Densifier les villes et sauver les arbres remarquables, dilemme impossible ?
Mais parfois, des arbres anciens sont menacés par des chantiers. C'est le cas par exemple au Mans, où plusieurs projets immobiliers sont contestés par des associations écologistes. Comme la construction de deux immeubles, de plusieurs habitations, d'un hôtel et d'une résidence senior à la place de 158 arbres.
“Pour nous, ça fait beaucoup plus sens de contenir la ville sur la ville, même s'il faut sacrifier quelques arbres, plutôt que d'aller s'étendre à l'extérieur”, justifie Catherine Gouhier, vice-présidente chargée de l'urbanisme Le Mans Métropole, dans le journal de France 2 du 2 mars 2020.
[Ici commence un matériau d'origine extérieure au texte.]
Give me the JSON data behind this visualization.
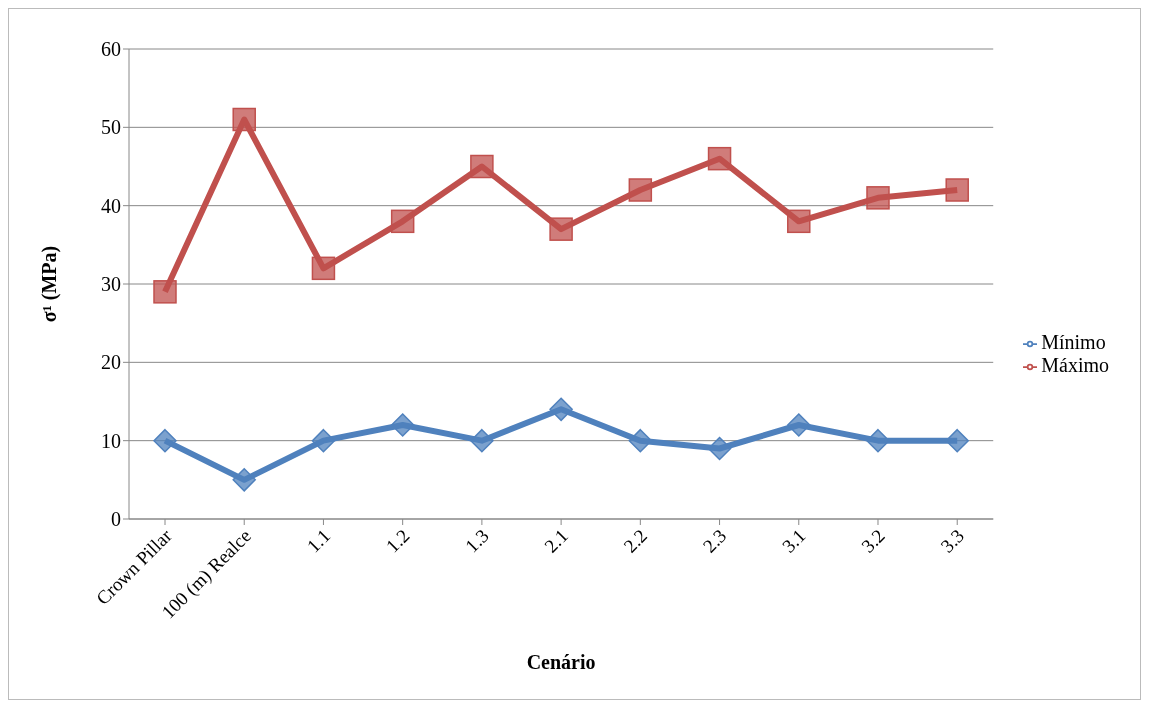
{
  "chart_data": {
    "type": "line",
    "xlabel": "Cenário",
    "ylabel": "σ¹ (MPa)",
    "categories": [
      "Crown Pillar",
      "100 (m) Realce",
      "1.1",
      "1.2",
      "1.3",
      "2.1",
      "2.2",
      "2.3",
      "3.1",
      "3.2",
      "3.3"
    ],
    "series": [
      {
        "name": "Mínimo",
        "color": "#4f81bd",
        "marker": "diamond",
        "values": [
          10,
          5,
          10,
          12,
          10,
          14,
          10,
          9,
          12,
          10,
          10
        ]
      },
      {
        "name": "Máximo",
        "color": "#c0504d",
        "marker": "square",
        "values": [
          29,
          51,
          32,
          38,
          45,
          37,
          42,
          46,
          38,
          41,
          42
        ]
      }
    ],
    "ylim": [
      0,
      60
    ],
    "yticks": [
      0,
      10,
      20,
      30,
      40,
      50,
      60
    ],
    "grid": "y",
    "legend": "right",
    "line_style": "solid"
  }
}
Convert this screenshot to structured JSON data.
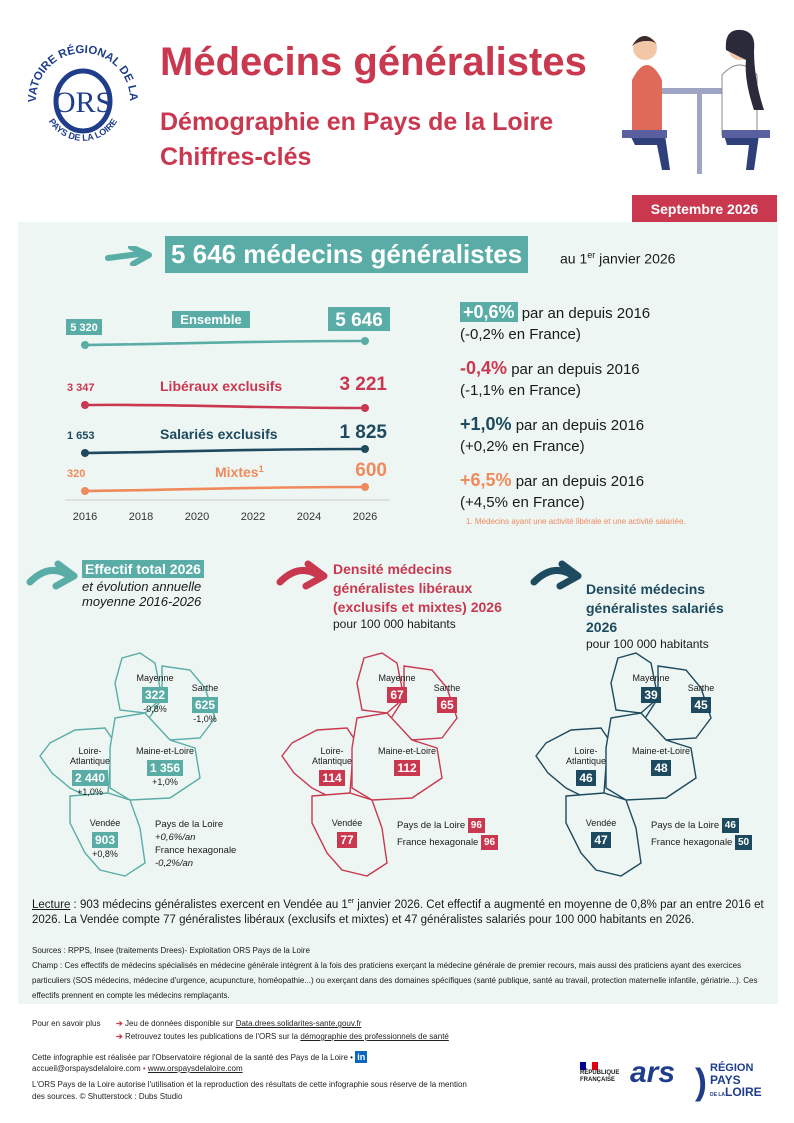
{
  "logo_ors": {
    "line1": "OBSERVATOIRE RÉGIONAL DE LA SANTÉ",
    "line2": "PAYS DE LA LOIRE",
    "mark": "ORS"
  },
  "header": {
    "title": "Médecins généralistes",
    "subtitle1": "Démographie en Pays de la Loire",
    "subtitle2": "Chiffres-clés",
    "date_badge": "Septembre 2026"
  },
  "headline": {
    "value": "5 646 médecins généralistes",
    "after_prefix": "au 1",
    "after_sup": "er",
    "after_suffix": " janvier 2026"
  },
  "chart_data": {
    "type": "line",
    "x": [
      2016,
      2026
    ],
    "xticks": [
      "2016",
      "2018",
      "2020",
      "2022",
      "2024",
      "2026"
    ],
    "series": [
      {
        "name": "Ensemble",
        "values": [
          5320,
          5646
        ],
        "start_label": "5 320",
        "end_label": "5 646",
        "color": "#5aada6"
      },
      {
        "name": "Libéraux exclusifs",
        "values": [
          3347,
          3221
        ],
        "start_label": "3 347",
        "end_label": "3 221",
        "color": "#c9384f"
      },
      {
        "name": "Salariés exclusifs",
        "values": [
          1653,
          1825
        ],
        "start_label": "1 653",
        "end_label": "1 825",
        "color": "#1d4a5e"
      },
      {
        "name": "Mixtes",
        "sup": "1",
        "values": [
          320,
          600
        ],
        "start_label": "320",
        "end_label": "600",
        "color": "#f08a5d"
      }
    ]
  },
  "stats": [
    {
      "pct": "+0,6%",
      "text": " par an depuis 2016",
      "france": "(-0,2% en France)",
      "color": "#5aada6",
      "boxed": true
    },
    {
      "pct": "-0,4%",
      "text": " par an depuis 2016",
      "france": "(-1,1% en France)",
      "color": "#c9384f",
      "boxed": false
    },
    {
      "pct": "+1,0%",
      "text": " par an depuis 2016",
      "france": "(+0,2% en France)",
      "color": "#1d4a5e",
      "boxed": false
    },
    {
      "pct": "+6,5%",
      "text": " par an depuis 2016",
      "france": "(+4,5% en France)",
      "color": "#f08a5d",
      "boxed": false
    }
  ],
  "footnote": "1. Médecins ayant une activité libérale et une activité salariée.",
  "maps": {
    "effectif": {
      "title": "Effectif total 2026",
      "subtitle1": "et évolution annuelle",
      "subtitle2": "moyenne 2016-2026",
      "regions": [
        {
          "name": "Mayenne",
          "value": "322",
          "pct": "-0,8%"
        },
        {
          "name": "Sarthe",
          "value": "625",
          "pct": "-1,0%"
        },
        {
          "name": "Loire-\nAtlantique",
          "value": "2 440",
          "pct": "+1,0%"
        },
        {
          "name": "Maine-et-Loire",
          "value": "1 356",
          "pct": "+1,0%"
        },
        {
          "name": "Vendée",
          "value": "903",
          "pct": "+0,8%"
        }
      ],
      "pdl_label": "Pays de la Loire",
      "pdl_pct": "+0,6%/an",
      "fr_label": "France hexagonale",
      "fr_pct": "-0,2%/an"
    },
    "liberaux": {
      "title1": "Densité médecins",
      "title2": "généralistes libéraux",
      "title3": "(exclusifs et mixtes) 2026",
      "subtitle": "pour 100 000 habitants",
      "regions": [
        {
          "name": "Mayenne",
          "value": "67"
        },
        {
          "name": "Sarthe",
          "value": "65"
        },
        {
          "name": "Loire-\nAtlantique",
          "value": "114"
        },
        {
          "name": "Maine-et-Loire",
          "value": "112"
        },
        {
          "name": "Vendée",
          "value": "77"
        }
      ],
      "pdl_label": "Pays de la Loire",
      "pdl_value": "96",
      "fr_label": "France hexagonale",
      "fr_value": "96"
    },
    "salaries": {
      "title1": "Densité médecins",
      "title2": "généralistes salariés",
      "title3": "2026",
      "subtitle": "pour 100 000 habitants",
      "regions": [
        {
          "name": "Mayenne",
          "value": "39"
        },
        {
          "name": "Sarthe",
          "value": "45"
        },
        {
          "name": "Loire-\nAtlantique",
          "value": "46"
        },
        {
          "name": "Maine-et-Loire",
          "value": "48"
        },
        {
          "name": "Vendée",
          "value": "47"
        }
      ],
      "pdl_label": "Pays de la Loire",
      "pdl_value": "46",
      "fr_label": "France hexagonale",
      "fr_value": "50"
    }
  },
  "lecture": {
    "label": "Lecture",
    "text1": " : 903 médecins généralistes exercent en Vendée au 1",
    "sup": "er",
    "text2": " janvier 2026. Cet effectif a augmenté en moyenne de 0,8% par an entre 2016 et 2026. La Vendée compte 77 généralistes libéraux (exclusifs et mixtes) et 47 généralistes salariés pour 100 000 habitants en 2026."
  },
  "sources": "Sources : RPPS, Insee (traitements Drees)- Exploitation ORS Pays de la Loire",
  "champ": "Champ : Ces effectifs de médecins spécialisés en médecine générale intègrent à la fois des praticiens exerçant la médecine générale de premier recours, mais aussi des praticiens ayant des exercices particuliers (SOS médecins, médecine d'urgence, acupuncture, homéopathie...) ou exerçant dans des domaines spécifiques (santé publique, santé au travail, protection maternelle infantile, gériatrie...). Ces effectifs prennent en compte les médecins remplaçants.",
  "footer": {
    "more_label": "Pour en savoir plus",
    "link1_pre": "Jeu de données disponible sur ",
    "link1": "Data.drees.solidarites-sante.gouv.fr",
    "link2_pre": "Retrouvez toutes les publications de l'ORS sur la ",
    "link2": "démographie des professionnels de santé",
    "made_by": "Cette infographie est réalisée par l'Observatoire régional de la santé des Pays de la Loire •",
    "email": "accueil@orspaysdelaloire.com",
    "site": "www.orspaysdelaloire.com",
    "rights1": "L'ORS Pays de la Loire autorise l'utilisation et la reproduction des résultats de cette infographie sous réserve de la mention",
    "rights2": "des sources. © Shutterstock : Dubs Studio",
    "rf1": "RÉPUBLIQUE",
    "rf2": "FRANÇAISE",
    "ars": "ars",
    "region1": "RÉGION",
    "region2": "PAYS",
    "region3": "LOIRE",
    "region_small": "DE LA"
  }
}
Sacrifier des arbres pour créer de nouveaux logements, ou bétoniser des terres agricoles, faut-il vraiment choisir ?
Pour Jonathan Guyot, co-fondateur de l'association All 4 Trees, il est possible de construire autour des arbres. “La nature existante ou l'espace vert à recréer devraient être des leviers. Ça demande une réflexion à différents niveaux de métiers. Les arbres ne sont pas un agrément que l'on vient saupoudrer à la fin d'un projet parce que c'est joli”, considère-t-il, en précisant qu'il vaut mieux préserver plutôt que replanter.
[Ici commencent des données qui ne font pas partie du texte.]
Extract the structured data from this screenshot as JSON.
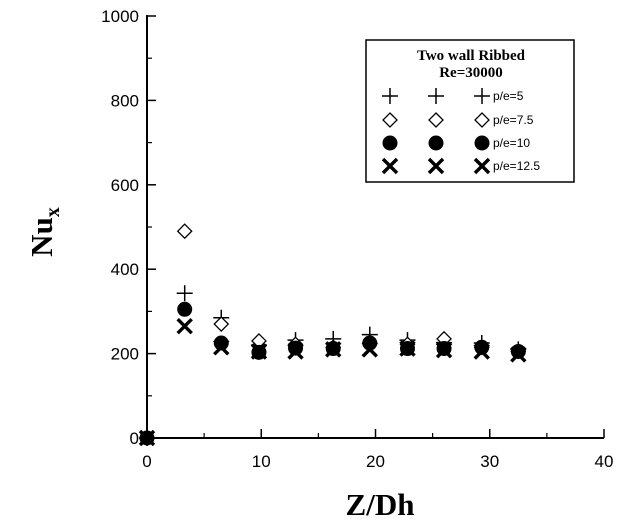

Georges Feterman abonde : “Construire des logements pour tous évidemment c'est un enjeu. Mais on doit pouvoir gérer ça en ménageant une place pour les êtres humains et pour la nature. C'est aussi l'enjeu de notre survie à nous, sinon on aura construit pour rien.”
Il cite en exemple le collège Rosa Parks à Roubaix, reconstruit autour d'un hêtre pourpre planté dans la deuxième moitié du 19e siècle, et qui se trouve désormais au milieu de la cour :
Protéger les arbres dans le monde grâce aux politiques locales
Pour aller plus loin, l'association All 4 trees propose aux candidats aux municipales de signer le Pacte “Zéro Empreinte Forêt”. On y trouve deux mesures qui visent directement à protéger les arbres en ville : classer les forêts, haies, arbres existants ou créer des espaces boisés classés dans le plan local d'urbanisme, et couper le moins possible les arbres en ville existants.
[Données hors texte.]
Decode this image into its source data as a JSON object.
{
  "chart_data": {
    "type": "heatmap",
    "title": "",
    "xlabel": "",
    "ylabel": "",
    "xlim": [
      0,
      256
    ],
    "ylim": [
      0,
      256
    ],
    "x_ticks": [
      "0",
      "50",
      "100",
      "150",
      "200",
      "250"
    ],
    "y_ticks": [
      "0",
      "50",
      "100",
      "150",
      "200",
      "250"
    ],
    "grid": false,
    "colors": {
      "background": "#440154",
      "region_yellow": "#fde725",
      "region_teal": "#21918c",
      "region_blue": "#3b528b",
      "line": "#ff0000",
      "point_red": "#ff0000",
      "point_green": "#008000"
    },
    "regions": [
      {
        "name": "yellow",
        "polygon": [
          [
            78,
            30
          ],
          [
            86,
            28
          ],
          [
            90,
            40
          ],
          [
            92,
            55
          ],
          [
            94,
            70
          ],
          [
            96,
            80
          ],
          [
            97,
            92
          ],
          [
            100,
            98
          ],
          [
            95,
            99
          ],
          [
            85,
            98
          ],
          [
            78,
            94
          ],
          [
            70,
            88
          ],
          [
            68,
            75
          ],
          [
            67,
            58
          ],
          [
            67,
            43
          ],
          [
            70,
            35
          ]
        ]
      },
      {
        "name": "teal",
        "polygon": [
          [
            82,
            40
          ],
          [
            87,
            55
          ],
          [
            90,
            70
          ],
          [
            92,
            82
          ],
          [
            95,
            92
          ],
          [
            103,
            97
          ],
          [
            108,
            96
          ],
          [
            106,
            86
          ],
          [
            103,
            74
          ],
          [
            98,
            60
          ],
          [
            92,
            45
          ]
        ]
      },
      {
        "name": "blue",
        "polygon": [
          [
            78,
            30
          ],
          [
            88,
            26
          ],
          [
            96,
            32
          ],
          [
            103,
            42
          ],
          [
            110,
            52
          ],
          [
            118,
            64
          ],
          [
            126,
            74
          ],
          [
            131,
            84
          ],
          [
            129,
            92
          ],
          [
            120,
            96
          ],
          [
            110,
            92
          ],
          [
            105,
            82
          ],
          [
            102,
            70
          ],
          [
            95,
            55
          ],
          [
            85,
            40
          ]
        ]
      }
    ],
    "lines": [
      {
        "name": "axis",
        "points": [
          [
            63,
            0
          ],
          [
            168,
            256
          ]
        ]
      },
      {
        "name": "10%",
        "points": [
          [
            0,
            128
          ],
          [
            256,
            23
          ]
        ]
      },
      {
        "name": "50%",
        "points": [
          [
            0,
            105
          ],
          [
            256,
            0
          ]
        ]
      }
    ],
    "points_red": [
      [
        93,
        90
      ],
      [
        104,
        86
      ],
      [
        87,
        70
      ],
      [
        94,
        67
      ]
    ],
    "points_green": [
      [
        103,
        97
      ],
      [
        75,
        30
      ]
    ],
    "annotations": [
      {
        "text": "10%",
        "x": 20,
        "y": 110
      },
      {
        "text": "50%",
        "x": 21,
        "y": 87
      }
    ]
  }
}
Mais d'autres concernent les transports (interdire l'usage d'agrocarburants dans les transports en commun), les fournitures (favoriser le bois de construction local) ou même l'alimentation.
La première mesure demande ainsi de réduire, dans la restauration collective, la consommation de protéines animales issues d'élevages nourris de soja d'importation, l'une des causes de la déforestation massive, notamment en Amazonie. Une façon de montrer que les politiques locales “peuvent permettre de protéger les arbres localement mais aussi de l'autre côté du monde”.
Pour le moment, seuls une vingtaine de candidats ont signé ce pacte, très exigeant, à Lille, Marseille, Toulouse, ou encore Angers.